LE QUOTIDIEN – Nicolas Sarkozy érige la médecine de ville au rang de priorité nationale au lendemain des régionales. Reliez-vous son geste à la désaffection des médecins pour la majorité présidentielle telle que vous l’avez vous-même mesurée au début du mois de mars ?
FRÉDÉRIC DABI – Oui. Nous sommes là tout à fait clairement face à un discours de remobilisation électorale. Le président veut garder le cap des réformes mais il donne des gages à des segments électoraux, à des catégories de la population – les agriculteurs, les médecins –, qui votent traditionnellement à droite mais s’en sont détournés et ont fait part de leur insatisfaction sur la période récente. Quand nous avons interrogé les médecins il y a quelques semaines, leurs intentions de vote atteignaient 33 % pour les listes UMP et Nouveau Centre (exactement d’ailleurs le score réalisé par la droite au second tour) : c’est ridiculement bas rapporté aux intentions de vote des mêmes médecins en 2007 – 75 % annonçaient qu’ils allaient voter pour Nicolas Sarkozy au second tour. On peut remarquer aussi que le président s’adresse spécifiquement aux médecins libéraux qui, dans notre dernier sondage, étaient beaucoup plus sévères pour la politique de santé du gouvernement (79 % de jugements négatifs) que les hospitaliers (67 %).

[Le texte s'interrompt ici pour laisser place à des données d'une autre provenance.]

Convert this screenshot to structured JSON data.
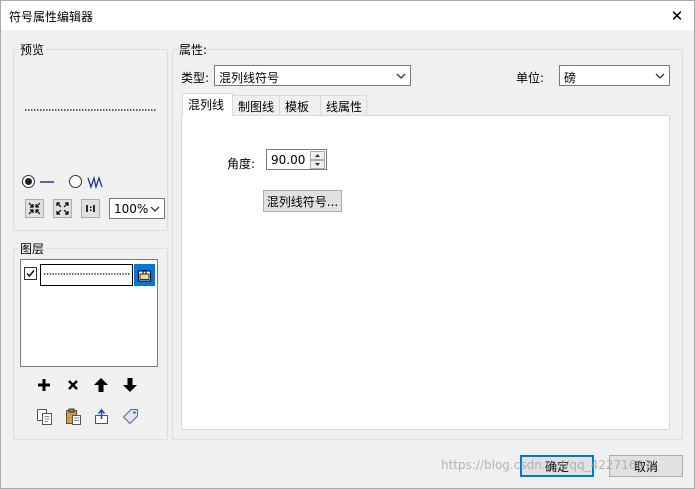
{
  "window": {
    "title": "符号属性编辑器",
    "close_glyph": "✕"
  },
  "preview": {
    "title": "预览",
    "radio_line": {
      "selected": true
    },
    "radio_wave": {
      "selected": false
    },
    "zoom_value": "100%"
  },
  "layers": {
    "title": "图层",
    "items": [
      {
        "checked": true,
        "selected": true
      }
    ]
  },
  "properties": {
    "title": "属性:",
    "type_label": "类型:",
    "type_value": "混列线符号",
    "unit_label": "单位:",
    "unit_value": "磅",
    "tabs": [
      {
        "label": "混列线",
        "active": true
      },
      {
        "label": "制图线",
        "active": false
      },
      {
        "label": "模板",
        "active": false
      },
      {
        "label": "线属性",
        "active": false
      }
    ],
    "angle_label": "角度:",
    "angle_value": "90.00",
    "hash_symbol_button": "混列线符号..."
  },
  "footer": {
    "ok_label": "确定",
    "cancel_label": "取消"
  },
  "watermark": "https://blog.csdn.net/qq_42271697",
  "colors": {
    "selection_blue": "#0078d7",
    "focus_border": "#0078d7"
  }
}
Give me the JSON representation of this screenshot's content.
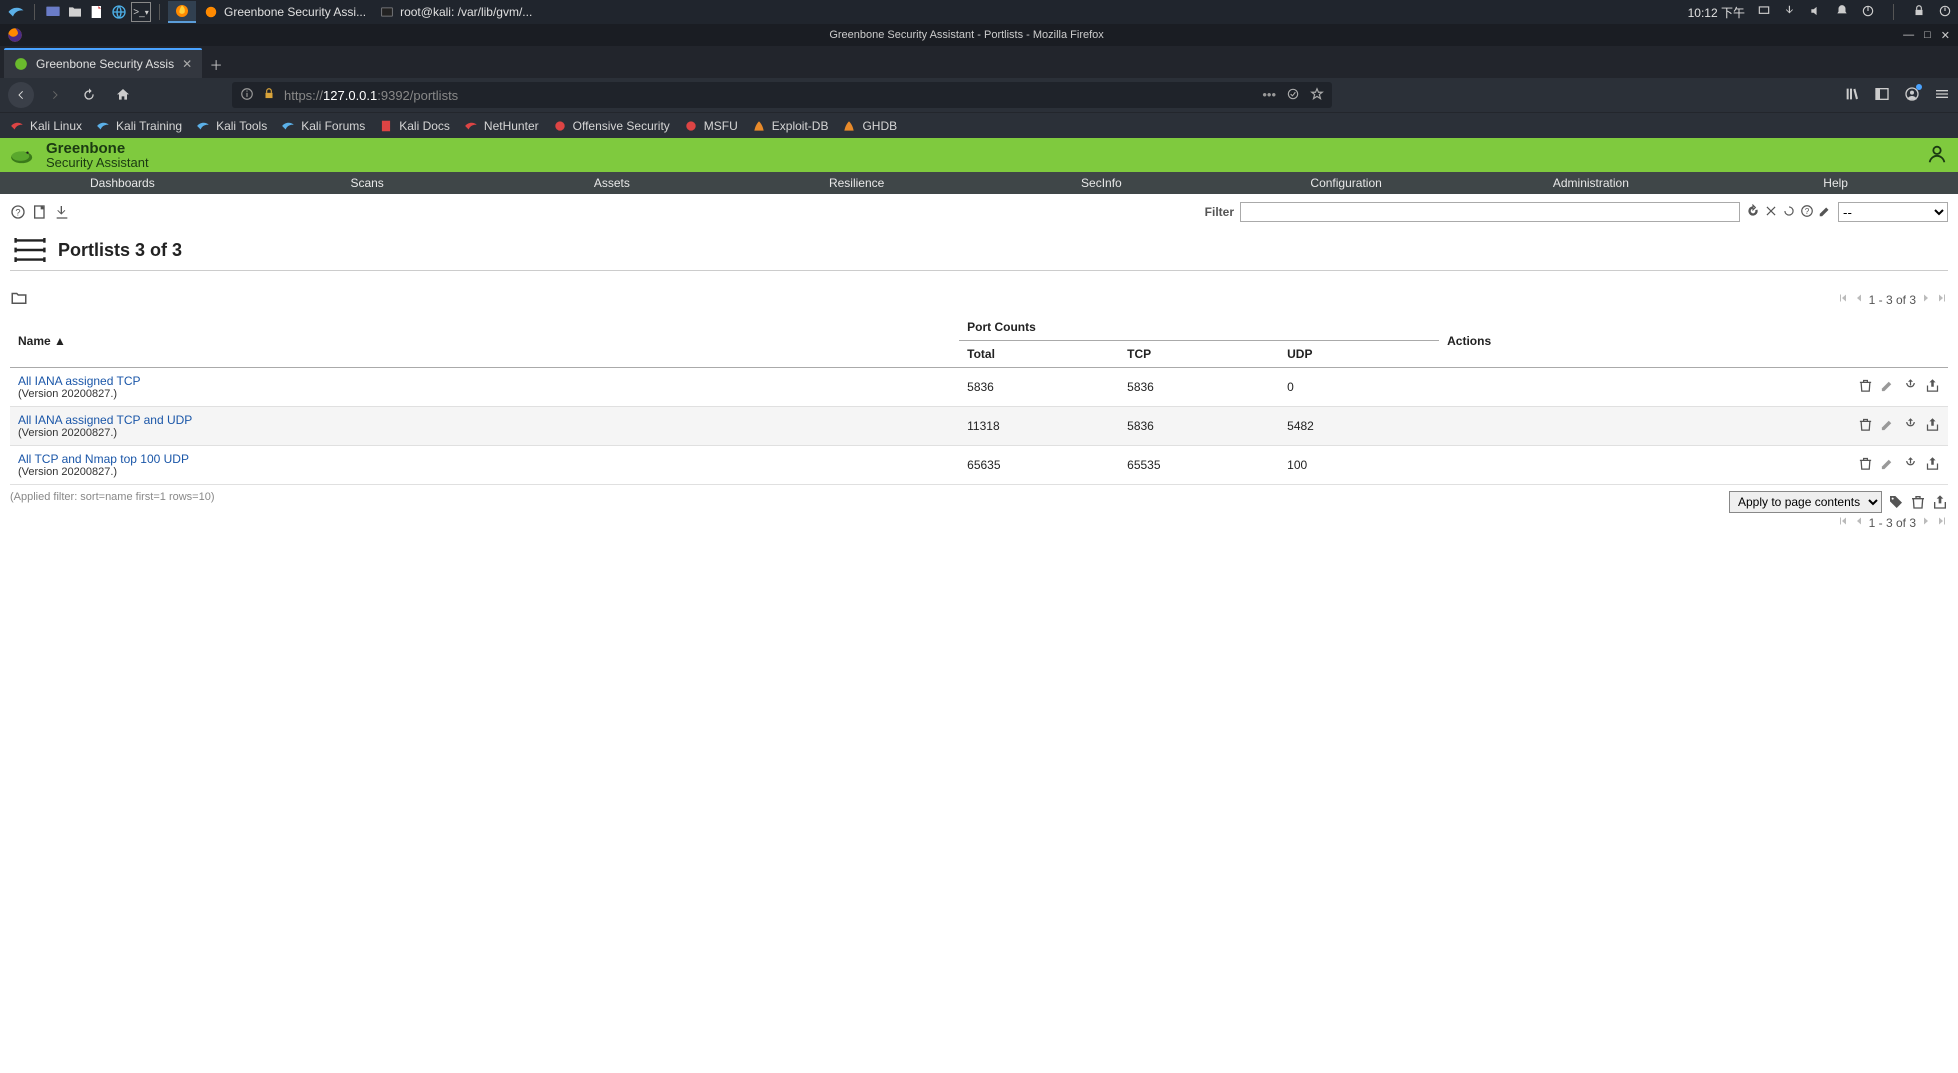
{
  "taskbar": {
    "app1": "Greenbone Security Assi...",
    "app2": "root@kali: /var/lib/gvm/...",
    "clock": "10:12 下午"
  },
  "titlebar": {
    "title": "Greenbone Security Assistant - Portlists - Mozilla Firefox"
  },
  "tab": {
    "label": "Greenbone Security Assis"
  },
  "url": {
    "proto": "https://",
    "host": "127.0.0.1",
    "rest": ":9392/portlists"
  },
  "bookmarks": [
    "Kali Linux",
    "Kali Training",
    "Kali Tools",
    "Kali Forums",
    "Kali Docs",
    "NetHunter",
    "Offensive Security",
    "MSFU",
    "Exploit-DB",
    "GHDB"
  ],
  "gb": {
    "title1": "Greenbone",
    "title2": "Security Assistant"
  },
  "gbnav": [
    "Dashboards",
    "Scans",
    "Assets",
    "Resilience",
    "SecInfo",
    "Configuration",
    "Administration",
    "Help"
  ],
  "filter": {
    "label": "Filter",
    "value": "",
    "dropdown": "--"
  },
  "page_title": "Portlists 3 of 3",
  "pager": "1 - 3 of 3",
  "table": {
    "name_header": "Name ▲",
    "portcounts_header": "Port Counts",
    "total_header": "Total",
    "tcp_header": "TCP",
    "udp_header": "UDP",
    "actions_header": "Actions",
    "rows": [
      {
        "name": "All IANA assigned TCP",
        "ver": "(Version 20200827.)",
        "total": "5836",
        "tcp": "5836",
        "udp": "0"
      },
      {
        "name": "All IANA assigned TCP and UDP",
        "ver": "(Version 20200827.)",
        "total": "11318",
        "tcp": "5836",
        "udp": "5482"
      },
      {
        "name": "All TCP and Nmap top 100 UDP",
        "ver": "(Version 20200827.)",
        "total": "65635",
        "tcp": "65535",
        "udp": "100"
      }
    ]
  },
  "apply_select": "Apply to page contents",
  "applied_filter": "(Applied filter: sort=name first=1 rows=10)"
}
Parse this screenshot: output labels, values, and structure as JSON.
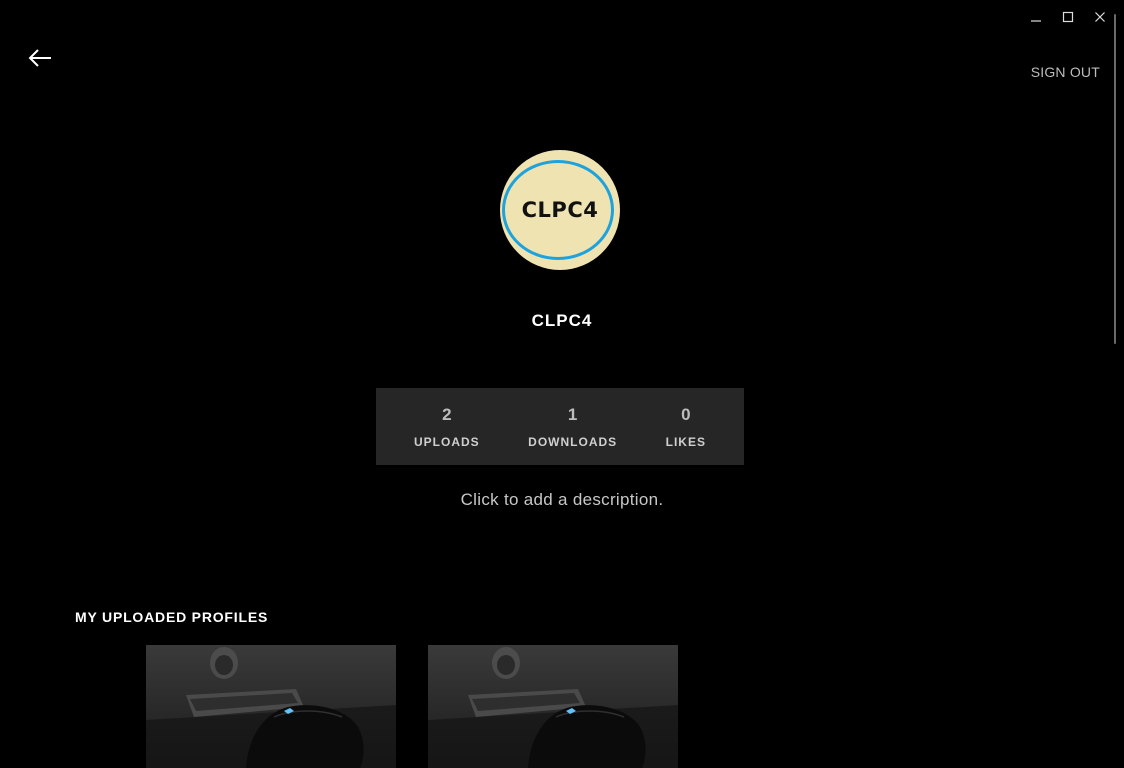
{
  "window": {
    "controls": {
      "minimize": "minimize-icon",
      "maximize": "maximize-icon",
      "close": "close-icon"
    }
  },
  "header": {
    "back_icon": "arrow-left-icon",
    "sign_out_label": "SIGN OUT"
  },
  "profile": {
    "avatar_text": "CLPC4",
    "username": "CLPC4",
    "description_placeholder": "Click to add a description.",
    "colors": {
      "avatar_bg": "#efe3b2",
      "avatar_ring": "#1ea2dc",
      "stats_bg": "#262626"
    }
  },
  "stats": [
    {
      "value": "2",
      "label": "UPLOADS"
    },
    {
      "value": "1",
      "label": "DOWNLOADS"
    },
    {
      "value": "0",
      "label": "LIKES"
    }
  ],
  "uploaded": {
    "title": "MY UPLOADED PROFILES",
    "items": [
      {
        "image": "gaming-mouse-keyboard-photo"
      },
      {
        "image": "gaming-mouse-keyboard-photo"
      }
    ]
  }
}
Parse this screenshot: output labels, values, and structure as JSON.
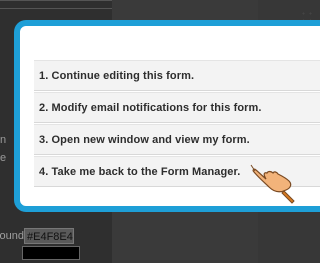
{
  "background": {
    "left_fragment_1": "n",
    "left_fragment_2": "e",
    "background_label": "ound",
    "background_value": "#E4F8E4"
  },
  "modal": {
    "options": [
      {
        "label": "1. Continue editing this form."
      },
      {
        "label": "2. Modify email notifications for this form."
      },
      {
        "label": "3. Open new window and view my form."
      },
      {
        "label": "4. Take me back to the Form Manager."
      }
    ],
    "accent_color": "#1e9fd7"
  },
  "pointer": {
    "icon": "pointing-hand-icon"
  }
}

Vous sondez depuis longtemps et régulièrement l’opinion politique du corps médical. Pensez-vous que le fossé entre celui-ci et la droite soit aujourd’hui particulièrement profond ou bien que le désamour est passager ?
La pente sera difficile à remonter. Nous n’avons pas mesuré de désaffection pareille depuis 95-97 et le plan Juppé. Chez les médecins libéraux, la politique de santé de Nicolas Sarkozy est passée en deux ans et demi d’un jugement positif à 57 % à 21 % de satisfaction : une chute de 36 points, c’est énorme ! La perte de confiance est personnifiée aussi par Roselyne Bachelot, passée de 62 % d’opinions favorables à… 18 %, ce qui est terrible ; 49 % des médecins libéraux ne font même « pas du tout confiance » à la ministre de la Santé. Le socle des réfractaires est devenu très vite très important. Je pense que les dégâts sont profonds et durables.
Quand on interroge les politiques, ils disent toujours que non, le vote des médecins ne leur fait pas peur, qu’il s’agit d’un vieux fantasme. Est-ce de l’intox ?
C’est vrai que quantitativement, tout comme les agriculteurs d’ailleurs cités mercredi par Nicolas Sarkozy (2% de la population), les médecins ne sont pas une clientèle importante. Rien à voir sur ce plan avec les ouvriers, les jeunes ou les personnes âgées… Mais ils restent un vrai relais d’opinion et représentent à ce titre un double segment électoral : une catégorie qui vote à droite traditionnellement et qu’il faut soigner ; des professionnels qui bénéficient encore, en dépit de la dévalorisation de leur statut, d’une aura très forte dans l’opinion. Leur cote de confiance est gigantesque (97 % des Français déclarent avoir confiance en leur médecin). Même si on n’est plus sous la IIIe République et son trio d’influence médecin-instituteur-curé, les médecins restent une vraie catégorie leader et un relais d’opinion ; ils peuvent faire passer des messages.